L’IMPUISSANCE FACE À UN MONDE MERCANTILE IMPOSSIBLE À MAÎTRISER

La mort des idéaux, projets et autres utopies politiques (de droite comme de gauche) découle logiquement de la mutation accomplie par notre monde depuis le dernier quart du siècle précédent.. Celle-ci ne laisse plus place à aucune alternative politique ou sociale.

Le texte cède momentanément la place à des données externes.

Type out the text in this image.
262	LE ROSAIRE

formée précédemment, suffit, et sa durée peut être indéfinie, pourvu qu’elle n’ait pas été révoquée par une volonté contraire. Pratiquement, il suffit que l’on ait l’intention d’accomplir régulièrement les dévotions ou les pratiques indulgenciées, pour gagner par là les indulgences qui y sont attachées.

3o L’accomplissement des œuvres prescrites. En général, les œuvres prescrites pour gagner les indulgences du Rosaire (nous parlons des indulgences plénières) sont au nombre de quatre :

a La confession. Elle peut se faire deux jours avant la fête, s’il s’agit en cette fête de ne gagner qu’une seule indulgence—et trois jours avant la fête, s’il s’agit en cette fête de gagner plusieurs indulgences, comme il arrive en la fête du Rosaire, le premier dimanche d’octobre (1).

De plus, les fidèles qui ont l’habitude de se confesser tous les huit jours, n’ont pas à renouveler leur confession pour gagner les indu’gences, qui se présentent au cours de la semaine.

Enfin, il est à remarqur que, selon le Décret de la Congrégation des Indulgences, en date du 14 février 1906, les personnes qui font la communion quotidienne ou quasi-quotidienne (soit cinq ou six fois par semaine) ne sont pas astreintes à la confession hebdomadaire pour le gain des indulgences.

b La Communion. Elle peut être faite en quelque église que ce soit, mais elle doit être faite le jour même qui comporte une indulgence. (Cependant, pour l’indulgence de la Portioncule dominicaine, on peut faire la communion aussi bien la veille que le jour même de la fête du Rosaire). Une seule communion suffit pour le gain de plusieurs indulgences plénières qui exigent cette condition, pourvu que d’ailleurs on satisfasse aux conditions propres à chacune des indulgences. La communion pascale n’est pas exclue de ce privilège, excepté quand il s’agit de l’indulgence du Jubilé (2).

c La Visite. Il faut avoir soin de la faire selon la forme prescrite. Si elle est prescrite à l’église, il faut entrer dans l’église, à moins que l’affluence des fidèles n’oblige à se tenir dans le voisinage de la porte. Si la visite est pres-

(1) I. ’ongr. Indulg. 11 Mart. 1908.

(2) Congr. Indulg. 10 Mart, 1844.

Nous vivons au sein de l’ordre spontané, de nature économique et catallactique, selon Hayek, étendu désormais au monde entier, et dont on peut connaître les lois, mais qu’il est impossible de maîtriser ou même d’infléchir quelque peu, ce qui condamne donc à l’échec toute
tentative politique visant à le modifier ou à l’orienter, au moins quant à certains de ses effets, dans une direction jugée souhaitable eu égard à des considérations (relevant de
l’exigence de justice sociale ou du sentiment national, par exemple) étrangères à sa propre logique de fonctionnement.

Le monde actuel, sur toute la planète, est mercantile et libéral, point barre. Il consiste en un vaste marché que personne ne peut  juguler, et ce à tel point que nul ne songe plus sérieusement à tenter de le faire, en vérité. Or, la raison d’être fondamentale d’un parti politique est de proposer, pour l’avenir, un projet de société porteur d’une  alternative crédible (du moins jugée telle par une fraction importante de la population) à la réalité présente, et capable de résoudre les problèmes du moment, concrètement vécus par les électeurs. Las !

Ces derniers savent très bien que les hommes (et femmes) politiques actuels sont incapables d’une telle prouesse et qu’ils ne se soucient — outre leur carrière — que de gérer au mieux (ou le moins mal possible) l’ordre existant. D’où la résignation ambiante, interrompue quelquefois par des accès de colère de la base populaire (les Gilets jaunes en France, les divers mouvements trumpistes aux Etats-Unis), sans chefs, ni organisation, ni projet, ni programme, ni idéal, ni vision d’ensemble intelligente des problèmes, ni même porteurs de revendications précises, et mues uniquement par des refus empreints de fureur.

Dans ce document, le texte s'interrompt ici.